This map has the name “B. Cussick, Agt” near the bottom. The name helps date the map. So who was B. Cussick?
Bernard Cussick, known as Barney, was born in New York state in 1848. In 1876 he came to California, and after a year in Eureka, he moved to Butte County as foreman with the Sierra Lumber Company. For almost twenty years he managed lumber mills in the mountains at Butte Meadows and at West Branch, becoming Sierra Lumber’s Chico division mountain manager in 1884. He was responsible for a number of innovations and improvements in mill operations and lumber transport. According to Andy Mark, in his book The West Branch Mill of the Sierra Lumber Company, Cussick was the first to use Dolbeer donkey engines and steam hoisting equipment in the region.
In 1895, due to poor health, he left the mountains and the lumber business and came to Chico to pursue a career in real estate. He laid out and sold several tracts of John Bidwell’s Rancho Chico — the map was undoubtedly part of this promotion.
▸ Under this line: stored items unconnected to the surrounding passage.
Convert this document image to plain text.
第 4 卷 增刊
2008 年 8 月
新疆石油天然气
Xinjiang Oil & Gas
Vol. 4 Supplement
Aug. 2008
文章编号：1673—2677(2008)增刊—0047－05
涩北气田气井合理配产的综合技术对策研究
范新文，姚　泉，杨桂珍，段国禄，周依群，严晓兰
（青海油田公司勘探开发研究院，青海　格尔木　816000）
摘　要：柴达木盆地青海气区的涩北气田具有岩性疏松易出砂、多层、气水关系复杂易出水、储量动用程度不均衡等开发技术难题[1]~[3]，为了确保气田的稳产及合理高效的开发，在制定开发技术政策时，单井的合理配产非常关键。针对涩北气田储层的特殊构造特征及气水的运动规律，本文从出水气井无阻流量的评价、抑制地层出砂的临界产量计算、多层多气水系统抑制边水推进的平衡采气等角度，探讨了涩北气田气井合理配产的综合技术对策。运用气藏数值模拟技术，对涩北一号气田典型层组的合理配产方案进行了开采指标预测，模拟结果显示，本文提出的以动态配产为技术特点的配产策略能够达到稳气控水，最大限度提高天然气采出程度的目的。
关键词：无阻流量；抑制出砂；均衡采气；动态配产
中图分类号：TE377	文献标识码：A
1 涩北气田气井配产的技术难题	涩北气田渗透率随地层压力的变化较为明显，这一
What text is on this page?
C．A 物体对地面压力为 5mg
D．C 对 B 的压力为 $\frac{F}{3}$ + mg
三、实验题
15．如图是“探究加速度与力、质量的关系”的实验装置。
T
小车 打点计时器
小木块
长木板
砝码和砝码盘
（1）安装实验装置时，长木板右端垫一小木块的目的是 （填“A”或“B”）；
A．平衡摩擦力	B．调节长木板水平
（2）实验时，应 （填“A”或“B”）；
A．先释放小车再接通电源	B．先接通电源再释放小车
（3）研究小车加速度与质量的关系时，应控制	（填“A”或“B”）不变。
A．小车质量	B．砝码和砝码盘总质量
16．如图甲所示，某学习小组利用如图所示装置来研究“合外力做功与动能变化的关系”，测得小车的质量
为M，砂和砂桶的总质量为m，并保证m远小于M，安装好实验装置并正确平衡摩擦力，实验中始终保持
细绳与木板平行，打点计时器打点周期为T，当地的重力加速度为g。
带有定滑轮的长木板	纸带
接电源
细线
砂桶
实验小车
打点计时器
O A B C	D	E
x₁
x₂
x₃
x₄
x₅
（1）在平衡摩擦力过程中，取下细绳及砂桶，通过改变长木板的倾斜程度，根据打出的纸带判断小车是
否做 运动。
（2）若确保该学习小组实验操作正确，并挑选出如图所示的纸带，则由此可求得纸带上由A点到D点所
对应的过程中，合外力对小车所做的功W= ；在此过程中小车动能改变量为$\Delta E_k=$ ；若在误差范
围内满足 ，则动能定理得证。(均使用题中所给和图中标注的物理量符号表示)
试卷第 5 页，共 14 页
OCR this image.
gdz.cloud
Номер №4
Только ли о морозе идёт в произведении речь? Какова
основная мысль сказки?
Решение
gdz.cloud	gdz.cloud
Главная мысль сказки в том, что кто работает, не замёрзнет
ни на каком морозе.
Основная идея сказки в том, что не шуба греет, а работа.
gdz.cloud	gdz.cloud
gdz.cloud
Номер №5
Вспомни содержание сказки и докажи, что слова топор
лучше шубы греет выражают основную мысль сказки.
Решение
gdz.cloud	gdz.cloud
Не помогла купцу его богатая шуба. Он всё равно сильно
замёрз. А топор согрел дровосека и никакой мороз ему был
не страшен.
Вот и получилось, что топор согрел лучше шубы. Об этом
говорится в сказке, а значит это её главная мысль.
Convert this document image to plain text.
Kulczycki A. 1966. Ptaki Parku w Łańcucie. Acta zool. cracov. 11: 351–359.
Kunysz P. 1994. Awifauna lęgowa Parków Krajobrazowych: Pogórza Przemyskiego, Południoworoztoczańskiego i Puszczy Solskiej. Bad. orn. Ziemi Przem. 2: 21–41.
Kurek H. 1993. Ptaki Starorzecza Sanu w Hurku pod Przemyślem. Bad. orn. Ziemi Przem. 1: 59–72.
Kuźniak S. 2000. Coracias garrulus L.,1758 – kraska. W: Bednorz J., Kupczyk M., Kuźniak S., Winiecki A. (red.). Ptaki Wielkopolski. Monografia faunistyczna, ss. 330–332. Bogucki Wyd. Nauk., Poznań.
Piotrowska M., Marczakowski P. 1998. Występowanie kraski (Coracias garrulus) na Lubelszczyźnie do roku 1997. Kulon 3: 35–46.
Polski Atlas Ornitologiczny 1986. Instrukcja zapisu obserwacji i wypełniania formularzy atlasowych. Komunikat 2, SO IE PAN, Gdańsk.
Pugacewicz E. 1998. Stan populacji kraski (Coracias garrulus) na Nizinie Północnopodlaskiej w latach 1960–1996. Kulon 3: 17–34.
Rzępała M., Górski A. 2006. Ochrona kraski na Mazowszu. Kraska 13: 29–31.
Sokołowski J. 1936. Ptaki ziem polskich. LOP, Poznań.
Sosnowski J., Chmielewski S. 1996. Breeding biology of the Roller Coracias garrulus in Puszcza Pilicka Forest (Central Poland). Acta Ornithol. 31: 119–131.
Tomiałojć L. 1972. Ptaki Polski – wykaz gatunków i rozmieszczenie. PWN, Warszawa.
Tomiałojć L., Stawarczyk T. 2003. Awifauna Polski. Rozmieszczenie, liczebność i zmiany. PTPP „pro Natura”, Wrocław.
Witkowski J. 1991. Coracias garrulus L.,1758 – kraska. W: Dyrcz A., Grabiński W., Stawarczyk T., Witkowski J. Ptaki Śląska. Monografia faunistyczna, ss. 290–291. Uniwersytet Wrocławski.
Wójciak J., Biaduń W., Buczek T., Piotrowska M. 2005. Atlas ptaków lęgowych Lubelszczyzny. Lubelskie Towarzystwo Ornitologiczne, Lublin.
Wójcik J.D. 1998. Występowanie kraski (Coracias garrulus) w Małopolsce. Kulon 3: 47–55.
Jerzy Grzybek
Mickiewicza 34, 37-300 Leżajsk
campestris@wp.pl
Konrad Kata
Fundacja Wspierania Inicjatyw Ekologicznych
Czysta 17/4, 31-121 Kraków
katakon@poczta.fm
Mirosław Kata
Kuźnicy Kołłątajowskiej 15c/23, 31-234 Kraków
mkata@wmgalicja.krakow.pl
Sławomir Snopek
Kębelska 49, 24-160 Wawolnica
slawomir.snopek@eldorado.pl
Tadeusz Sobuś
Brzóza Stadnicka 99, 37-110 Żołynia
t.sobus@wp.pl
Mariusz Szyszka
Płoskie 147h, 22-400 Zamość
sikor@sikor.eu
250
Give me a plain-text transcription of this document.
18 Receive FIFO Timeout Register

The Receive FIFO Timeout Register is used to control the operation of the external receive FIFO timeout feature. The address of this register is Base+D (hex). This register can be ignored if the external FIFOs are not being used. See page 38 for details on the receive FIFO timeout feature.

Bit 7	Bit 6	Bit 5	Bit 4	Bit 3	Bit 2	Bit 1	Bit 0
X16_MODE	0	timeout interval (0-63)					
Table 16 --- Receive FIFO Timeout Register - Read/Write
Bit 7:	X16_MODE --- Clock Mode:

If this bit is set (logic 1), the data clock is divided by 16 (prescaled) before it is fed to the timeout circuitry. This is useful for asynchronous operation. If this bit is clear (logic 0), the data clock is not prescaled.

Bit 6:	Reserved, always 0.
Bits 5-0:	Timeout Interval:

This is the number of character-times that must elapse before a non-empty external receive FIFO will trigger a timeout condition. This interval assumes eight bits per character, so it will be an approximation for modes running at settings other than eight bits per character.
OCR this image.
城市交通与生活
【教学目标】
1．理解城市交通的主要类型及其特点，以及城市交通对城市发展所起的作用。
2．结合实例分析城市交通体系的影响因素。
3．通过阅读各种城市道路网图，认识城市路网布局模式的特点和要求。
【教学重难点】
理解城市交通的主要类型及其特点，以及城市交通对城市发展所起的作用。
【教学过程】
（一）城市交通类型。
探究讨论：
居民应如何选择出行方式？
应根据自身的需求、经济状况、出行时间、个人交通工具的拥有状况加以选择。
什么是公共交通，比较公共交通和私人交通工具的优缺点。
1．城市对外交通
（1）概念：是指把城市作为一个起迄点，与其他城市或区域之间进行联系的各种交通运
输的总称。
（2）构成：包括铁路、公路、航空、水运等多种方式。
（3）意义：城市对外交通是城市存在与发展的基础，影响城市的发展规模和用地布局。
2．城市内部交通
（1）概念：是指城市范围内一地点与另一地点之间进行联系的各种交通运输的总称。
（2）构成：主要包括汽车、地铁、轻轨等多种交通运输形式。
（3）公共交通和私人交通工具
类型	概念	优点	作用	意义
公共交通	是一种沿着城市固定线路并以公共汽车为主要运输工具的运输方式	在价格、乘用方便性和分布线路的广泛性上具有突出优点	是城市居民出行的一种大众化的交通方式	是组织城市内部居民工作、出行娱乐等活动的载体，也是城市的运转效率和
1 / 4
Bidwell mentions meeting with him several times in his diary for 1898. He made for himself a successful second career in banking and real estate. Among his many deals, he was instrumental in promoting the sugar beet industry in Hamilton City.

Grave marker for Barney Cussick in Chico Cemetery.
Barney Cussick died in 1917. His obituary in the Chico Record called him “a man’s man” and noted that he was “a man of brawn and rugged form, and rugged views of life; a man who fought his way from humble beginnings to a place of wealth and a director of large affairs. With his brawn he had brains, and with both, a heart.”
Barney Cussick’s name lives on as a street name — Cussick Avenue is on the north side of Chico and links Holly Ave. with Bay.
Thank you Nancy. This is really interesting and since I have traveled Cussick many times now I will know who it was named after and why.